Les états modifiés de conscience : voilà donc nommée la seule et unique muse.
Une personne prise d’une poussée subite de créativité¹ ou de création² est une personne sujette à une rêverie (un rêve éveillé, une pensées flottante qui cesse, pour un temps, de se briser sur les récifs du réel), un trip, une aventure intérieure, un état second, un « délire », un état hypomaniaque, une ivresse, une transe, un état hypnotique, un état sophro-liminal, une méditation, une hallucination hypnagogique, une hallucination hypnopompique… mais de sommeil point, et de rêve encore moins.

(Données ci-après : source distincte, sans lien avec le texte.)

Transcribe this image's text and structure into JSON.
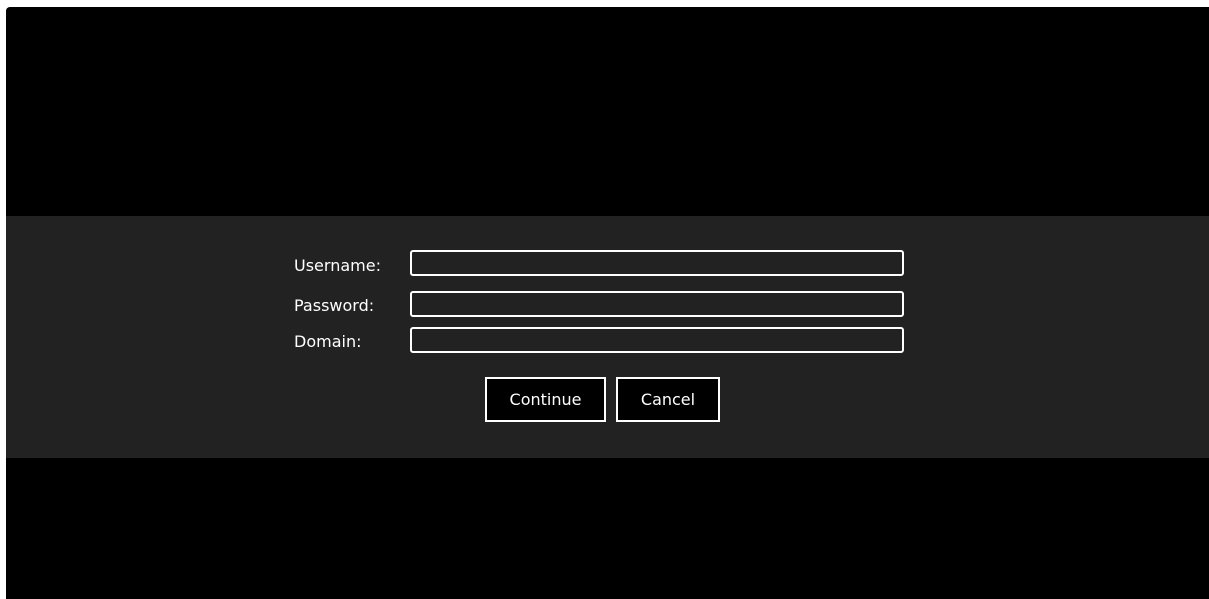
{
  "login": {
    "username_label": "Username:",
    "password_label": "Password:",
    "domain_label": "Domain:",
    "username_value": "",
    "password_value": "",
    "domain_value": "",
    "continue_label": "Continue",
    "cancel_label": "Cancel"
  },
  "colors": {
    "page_background": "#000000",
    "form_band": "#222222",
    "text": "#ffffff",
    "field_border": "#ffffff"
  }
}
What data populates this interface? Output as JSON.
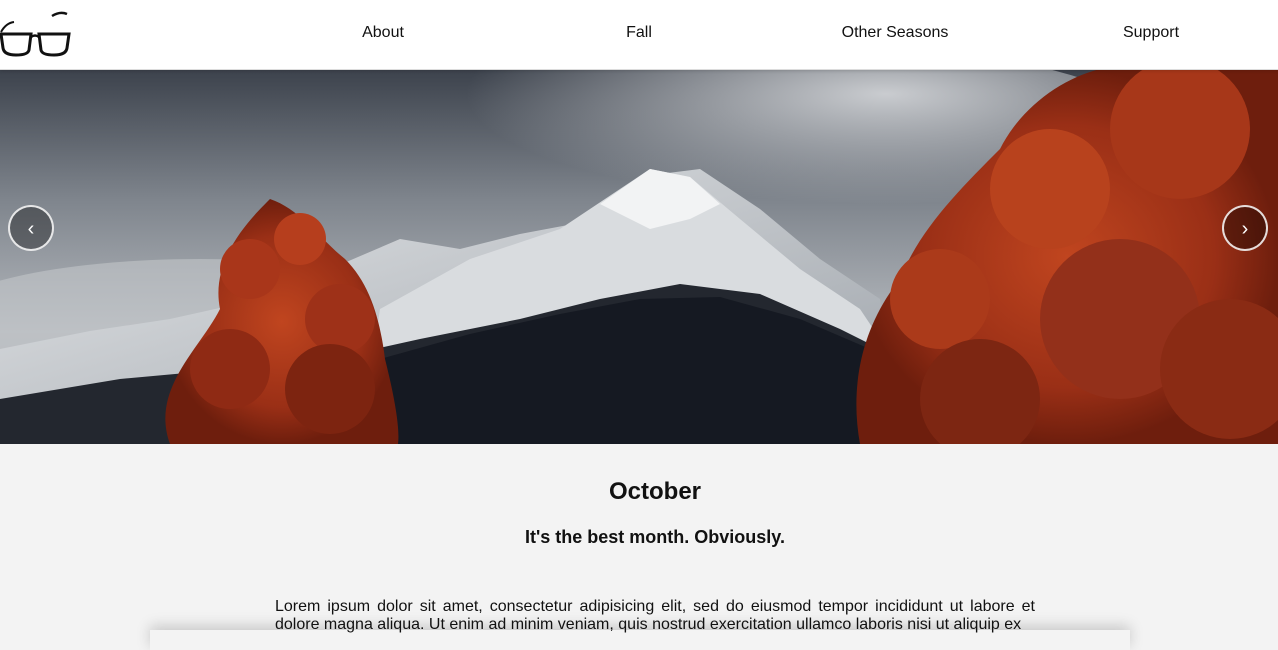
{
  "nav": {
    "logo_icon": "glasses-icon",
    "links": [
      {
        "label": "About"
      },
      {
        "label": "Fall"
      },
      {
        "label": "Other Seasons"
      },
      {
        "label": "Support"
      }
    ]
  },
  "hero": {
    "image": "snowy-mountain-autumn-trees",
    "prev_icon": "chevron-left-icon",
    "prev_glyph": "‹",
    "next_icon": "chevron-right-icon",
    "next_glyph": "›"
  },
  "content": {
    "title": "October",
    "subtitle": "It's the best month. Obviously.",
    "paragraph": "Lorem ipsum dolor sit amet, consectetur adipisicing elit, sed do eiusmod tempor incididunt ut labore et dolore magna aliqua. Ut enim ad minim veniam, quis nostrud exercitation ullamco laboris nisi ut aliquip ex"
  },
  "colors": {
    "nav_bg": "#ffffff",
    "page_bg": "#f3f3f3",
    "foliage": "#a8321a",
    "sky": "#8e949c"
  }
}
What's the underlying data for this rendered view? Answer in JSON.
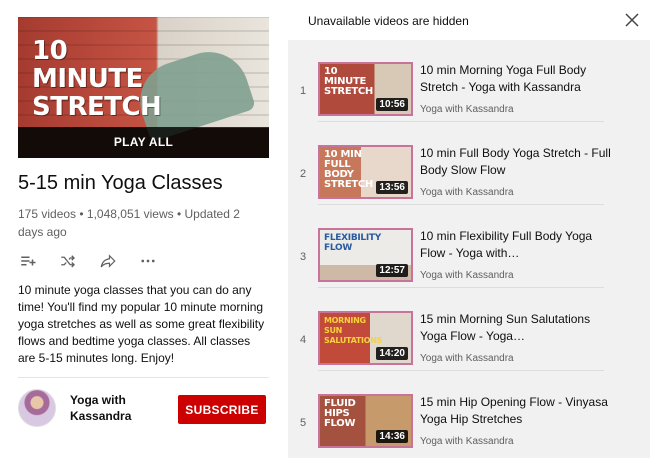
{
  "playlist": {
    "thumbnail_text": "10 MINUTE STRETCH",
    "play_all_label": "PLAY ALL",
    "title": "5-15 min Yoga Classes",
    "meta": "175 videos • 1,048,051 views • Updated 2 days ago",
    "description": "10 minute yoga classes that you can do any time! You'll find my popular 10 minute morning yoga stretches as well as some great flexibility flows and bedtime yoga classes. All classes are 5-15 minutes long. Enjoy!",
    "actions": [
      "add-to-queue-icon",
      "shuffle-icon",
      "share-icon",
      "more-icon"
    ]
  },
  "owner": {
    "name": "Yoga with Kassandra",
    "subscribe_label": "SUBSCRIBE"
  },
  "header": {
    "notice": "Unavailable videos are hidden"
  },
  "videos": [
    {
      "index": "1",
      "thumb_text": "10 MINUTE STRETCH",
      "duration": "10:56",
      "title": "10 min Morning Yoga Full Body Stretch - Yoga with Kassandra",
      "channel": "Yoga with Kassandra",
      "text_color": "#ffffff",
      "bg": "#b04a3c"
    },
    {
      "index": "2",
      "thumb_text": "10 MIN FULL BODY STRETCH",
      "duration": "13:56",
      "title": "10 min Full Body Yoga Stretch - Full Body Slow Flow",
      "channel": "Yoga with Kassandra",
      "text_color": "#ffffff",
      "bg": "#c8785a"
    },
    {
      "index": "3",
      "thumb_text": "FLEXIBILITY FLOW",
      "duration": "12:57",
      "title": "10 min Flexibility Full Body Yoga Flow - Yoga with…",
      "channel": "Yoga with Kassandra",
      "text_color": "#2a5aa0",
      "bg": "#e8e6e2"
    },
    {
      "index": "4",
      "thumb_text": "MORNING SUN SALUTATIONS",
      "duration": "14:20",
      "title": "15 min Morning Sun Salutations Yoga Flow - Yoga…",
      "channel": "Yoga with Kassandra",
      "text_color": "#f7d23a",
      "bg": "#c24a3a"
    },
    {
      "index": "5",
      "thumb_text": "FLUID HIPS FLOW",
      "duration": "14:36",
      "title": "15 min Hip Opening Flow - Vinyasa Yoga Hip Stretches",
      "channel": "Yoga with Kassandra",
      "text_color": "#ffffff",
      "bg": "#a5513f"
    }
  ]
}
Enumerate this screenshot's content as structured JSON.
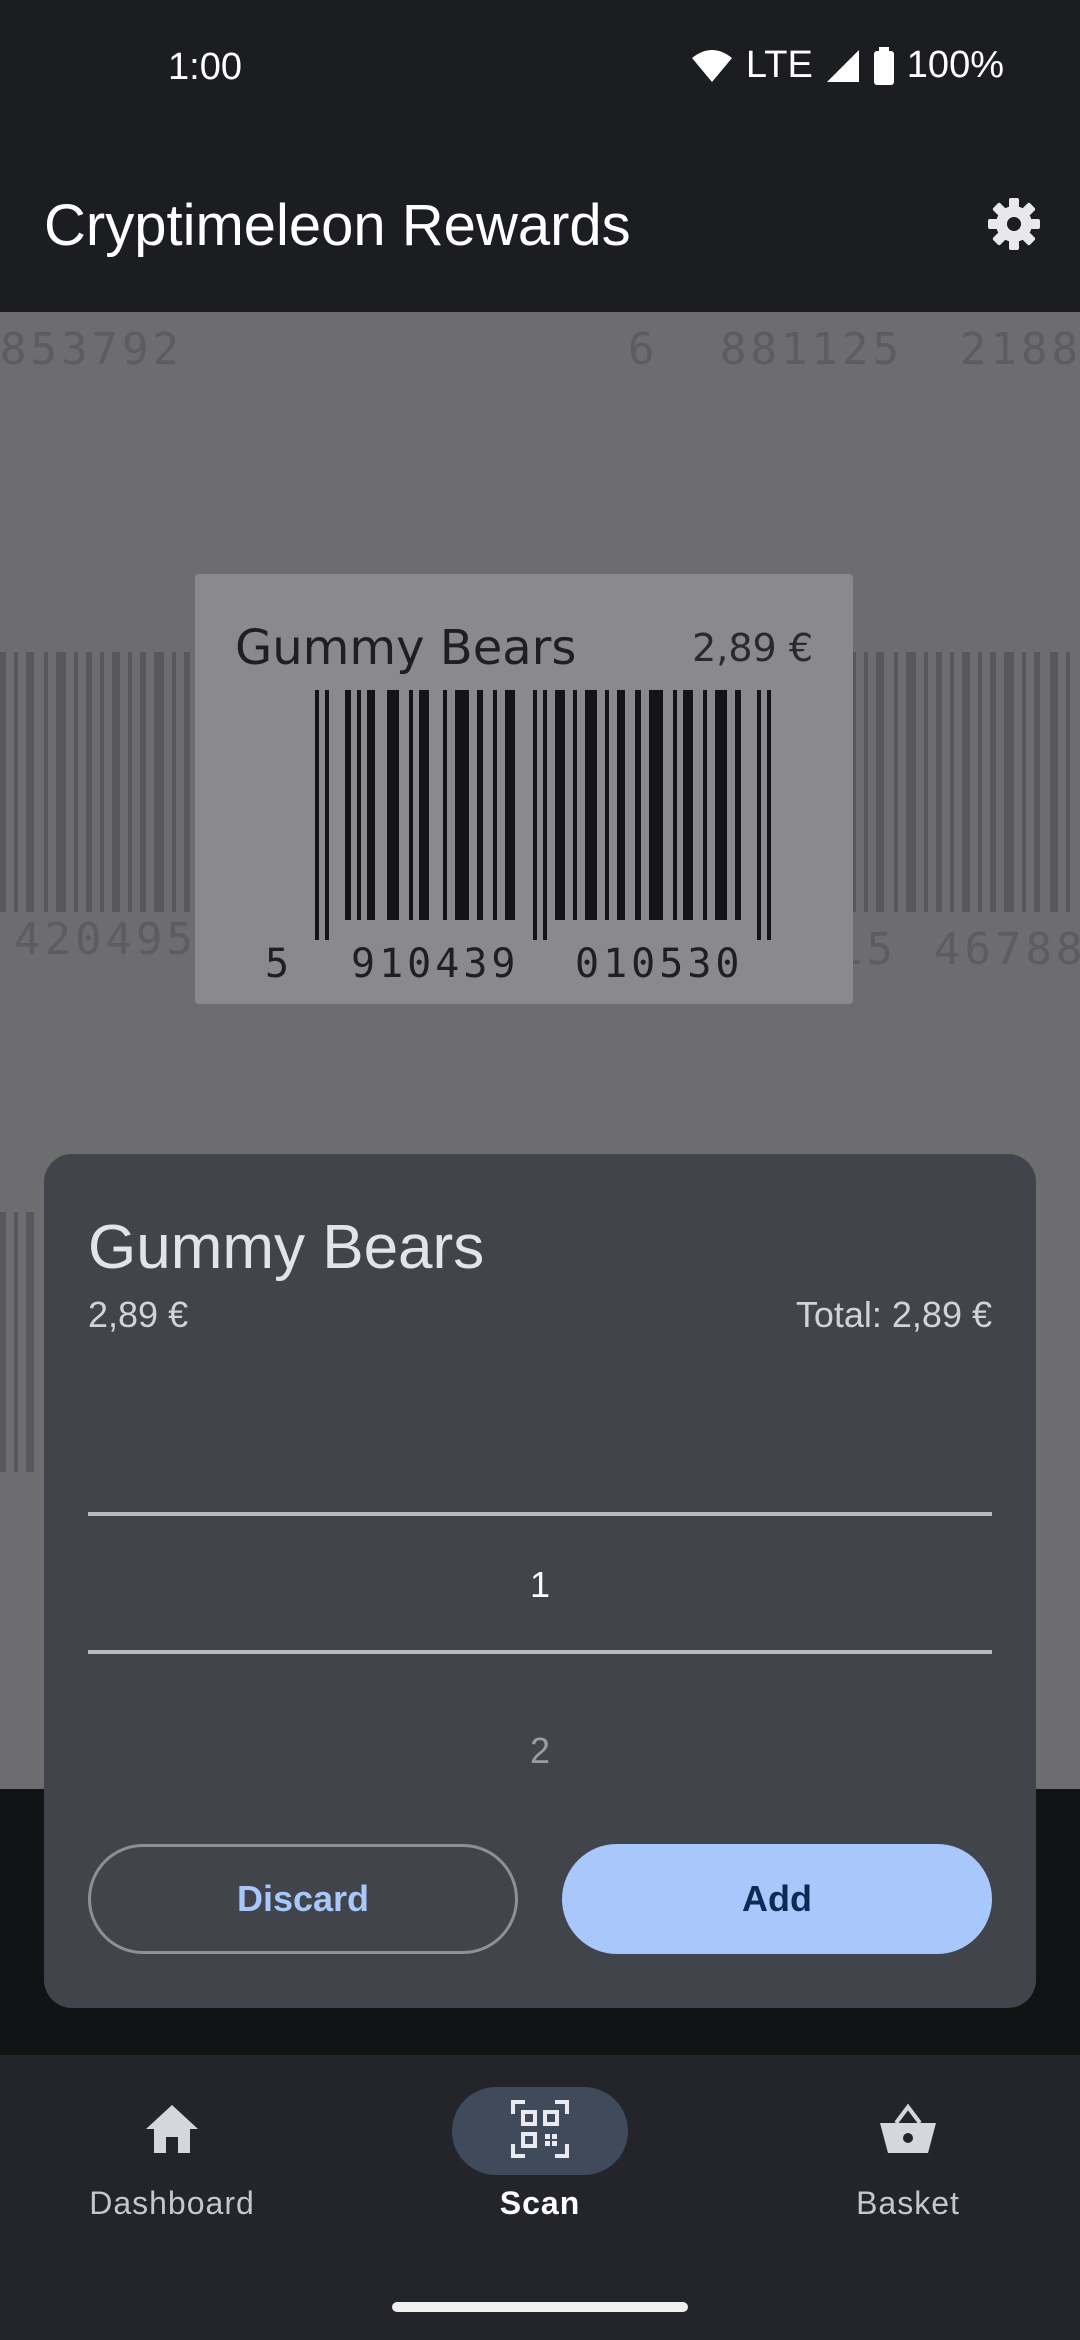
{
  "status_bar": {
    "time": "1:00",
    "network": "LTE",
    "battery": "100%"
  },
  "app_bar": {
    "title": "Cryptimeleon Rewards",
    "settings_icon": "gear-icon"
  },
  "camera_preview": {
    "background_codes": [
      "853792",
      "6",
      "881125",
      "2188",
      "420495",
      "15",
      "46788"
    ],
    "label": {
      "product_name": "Gummy Bears",
      "price": "2,89 €",
      "barcode_first_digit": "5",
      "barcode_left_digits": "910439",
      "barcode_right_digits": "010530"
    }
  },
  "sheet": {
    "product_name": "Gummy Bears",
    "unit_price": "2,89 €",
    "total": "Total: 2,89 €",
    "quantity_selected": "1",
    "quantity_next": "2",
    "discard_label": "Discard",
    "add_label": "Add"
  },
  "bottom_nav": {
    "items": [
      {
        "label": "Dashboard",
        "icon": "home-icon",
        "active": false
      },
      {
        "label": "Scan",
        "icon": "qr-code-scanner-icon",
        "active": true
      },
      {
        "label": "Basket",
        "icon": "basket-icon",
        "active": false
      }
    ]
  },
  "colors": {
    "accent": "#a8c7fa",
    "sheet_background": "#42444c",
    "nav_active_pill": "#3f4a5b"
  }
}
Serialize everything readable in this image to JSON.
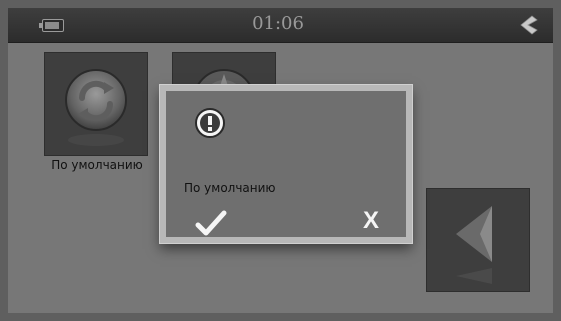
{
  "statusbar": {
    "time": "01:06",
    "battery_icon": "battery-icon",
    "back_icon": "chevron-left-icon"
  },
  "tiles": [
    {
      "icon": "refresh-icon",
      "label": "По умолчанию"
    },
    {
      "icon": "compass-icon",
      "label": ""
    },
    {
      "icon": "triangle-left-icon",
      "label": ""
    }
  ],
  "dialog": {
    "icon": "warning-icon",
    "message": "По умолчанию",
    "confirm_icon": "checkmark-icon",
    "cancel_label": "X"
  },
  "colors": {
    "background": "#777777",
    "topbar": "#2c2c2c",
    "dialog_border": "#b8b8b8"
  }
}
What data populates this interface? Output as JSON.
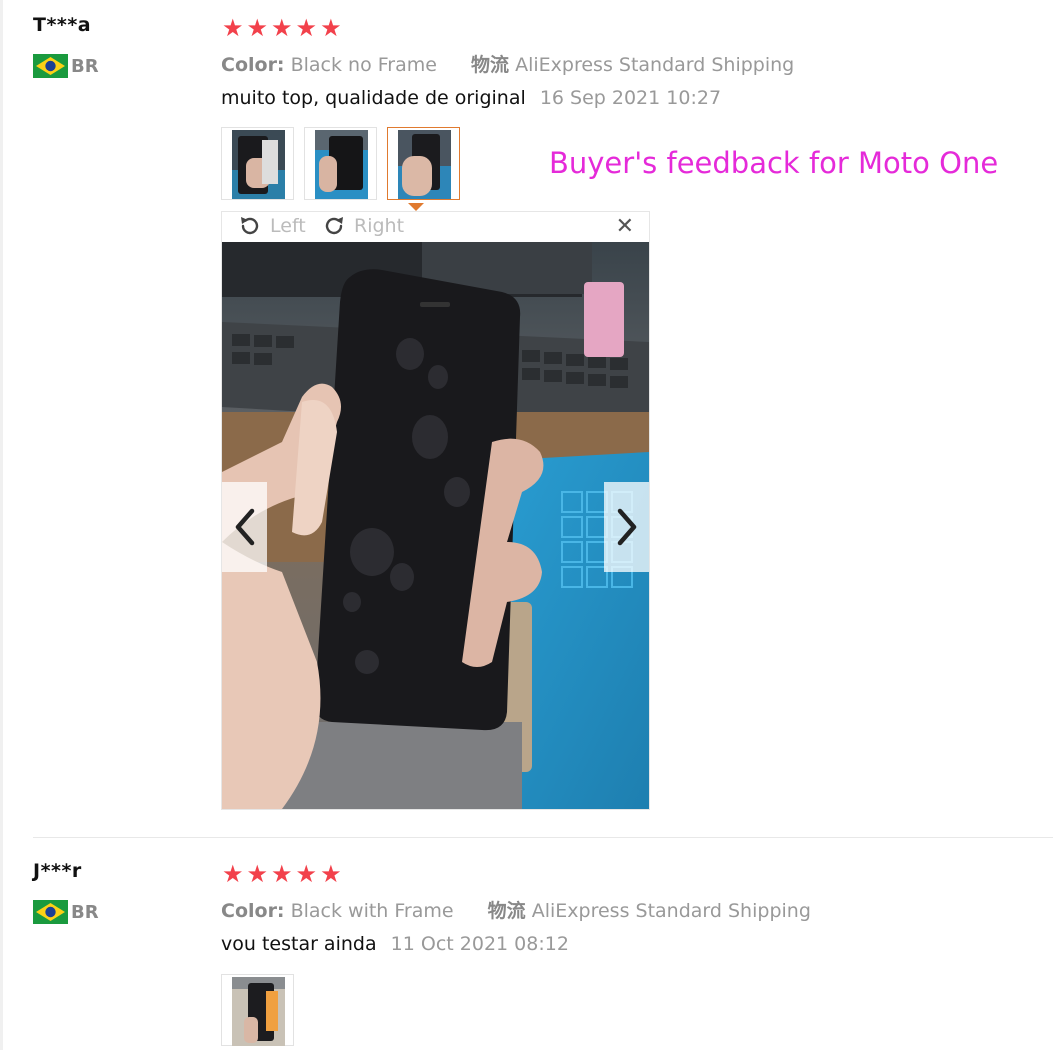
{
  "overlay_caption": "Buyer's feedback for Moto One",
  "colors": {
    "star": "#f2414b",
    "active_thumb": "#e07a2f",
    "caption": "#e52ad9"
  },
  "reviews": [
    {
      "user": "T***a",
      "country": "BR",
      "rating": 5,
      "color_label": "Color:",
      "color_value": "Black no Frame",
      "shipping_label": "物流",
      "shipping_value": "AliExpress Standard Shipping",
      "comment": "muito top, qualidade de original",
      "date": "16 Sep 2021 10:27",
      "thumbnails": [
        "photo-1",
        "photo-2",
        "photo-3"
      ],
      "active_thumbnail": 3,
      "viewer": {
        "rotate_left": "Left",
        "rotate_right": "Right",
        "close_icon": "close-icon",
        "prev_icon": "chevron-left-icon",
        "next_icon": "chevron-right-icon"
      }
    },
    {
      "user": "J***r",
      "country": "BR",
      "rating": 5,
      "color_label": "Color:",
      "color_value": "Black with Frame",
      "shipping_label": "物流",
      "shipping_value": "AliExpress Standard Shipping",
      "comment": "vou testar ainda",
      "date": "11 Oct 2021 08:12",
      "thumbnails": [
        "photo-1"
      ]
    }
  ]
}
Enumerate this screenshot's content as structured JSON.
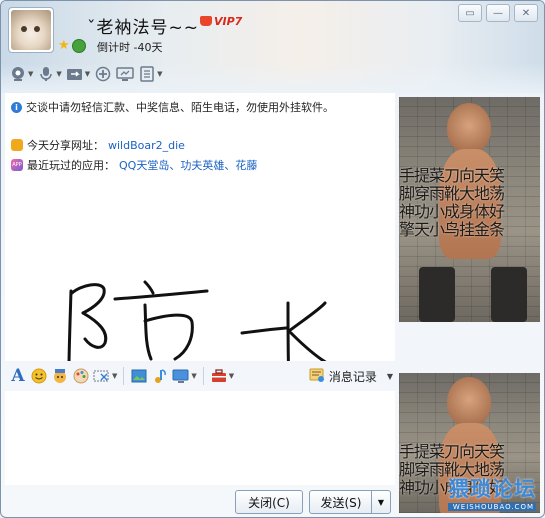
{
  "window": {
    "title": "ˇ老衲法号~~",
    "vip_label": "VIP7",
    "countdown": "倒计时 -40天",
    "controls": [
      "▭",
      "—",
      "✕"
    ]
  },
  "chat": {
    "notice": "交谈中请勿轻信汇款、中奖信息、陌生电话，勿使用外挂软件。",
    "share_label": "今天分享网址：",
    "share_link": "wildBoar2_die",
    "apps_label": "最近玩过的应用：",
    "apps_links": "QQ天堂岛、功夫英雄、花藤",
    "drawn_text": "防 水"
  },
  "toolbar_bottom": {
    "history_label": "消息记录"
  },
  "buttons": {
    "close": "关闭(C)",
    "send": "发送(S)"
  },
  "photo_caption": {
    "line1": "手提菜刀向天笑",
    "line2": "脚穿雨靴大地荡",
    "line3": "神功小成身体好",
    "line4": "擎天小鸟挂金条"
  },
  "watermark": {
    "main": "猥琐论坛",
    "sub": "WEISHOUBAO.COM"
  }
}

Incidemment, et contrairement aux apparences, rien de tout cela ne contredit la thèse relative aux peintures de Néandertal et Cro-Magnon, « inspirées » par leurs rêves ! Tout dépend, bien sûr, de ce que l’on entend par « inspiration ». En l’occurrence, les songes préhistoriques n’ont jamais eu la prétention d’être source ni de créativité ni de création. Ils eurent pour seul office de mettre en scène des récits autobiographiques, strictement fidèles à la réalité, servant la cause de la mentalisation morphéique, c’est-à-dire le traitement mental des souffrances psychiques au cours du sommeil. Et leur matérialisation symbolique, sous forme de peintures, puis leur partage avec autrui, consistait simplement à poursuivre cette dynamique de l’auto-traitement à l’éveil. L’imagination, l’originalité, les procédés de représentation, le choix du point de vue, de la composition, des couleurs, du médium... la dimension artistique, en somme, restant du seul ressort de l’éveil, et des états de conscience, plus ou moins modifiés, autorisés par celui-ci.
¹La créativité est le processus mental qui permet à un individu de trouver une solution originale (statistiquement rare) à un problème posé en combinant des éléments préexistants empruntés à des champs hétérogènes de la connaissance (la célèbre « bissociation », proposée par Arthur Koestler). L’invention du Compact Disc (CD) — un mix de la carte à jouer, du carton perforé pour orgue de barbarie et du rayon laser — en est un parfait exemple. Notons que le rêve est lui-même le résultat d’un processus créatif, d’une bissociation entre des éléments hétérogènes préexistants dans le mémoire du rêveur (« On ne tombe pas hors du monde lorsque l’on rêve », Sigmund Freud, « Tout rêve est un « mémorêve » », Guy Maruani).
²À l’inverse, la création est le processus mental qui conduit un individu à faire surgir une œuvre ex nihilo (c’est-à-dire à partir de rien), tel un démiurge ! C’est là, du moins, la définition théorique… en pratique, c’est d’« innutrition » dont il est le plus souvent question : une inspiration puisée inconsciemment dans la culture ambiante. La notion, plus moderne, de « cryptomnésie » (de laquelle peut découler celle de « plagiat involontaire ») s’en approche. George Harrison, par exemple, fut reconnu coupable de « plagiat involontaire » pour son tube My Sweet Lord (et une déception de plus !) A contrario, Paul McCartney a craint, plusieurs semaines durant, que la mélodie de Yesterday lui avait été soufflée par cryptomnésie… alors qu’il en était bien, lui, le compositeur original !
(N.B. : le tableau ci-dessus représente Héméra, déesse grecque de la lumière terrestre, du jour... et donc de l’éveil).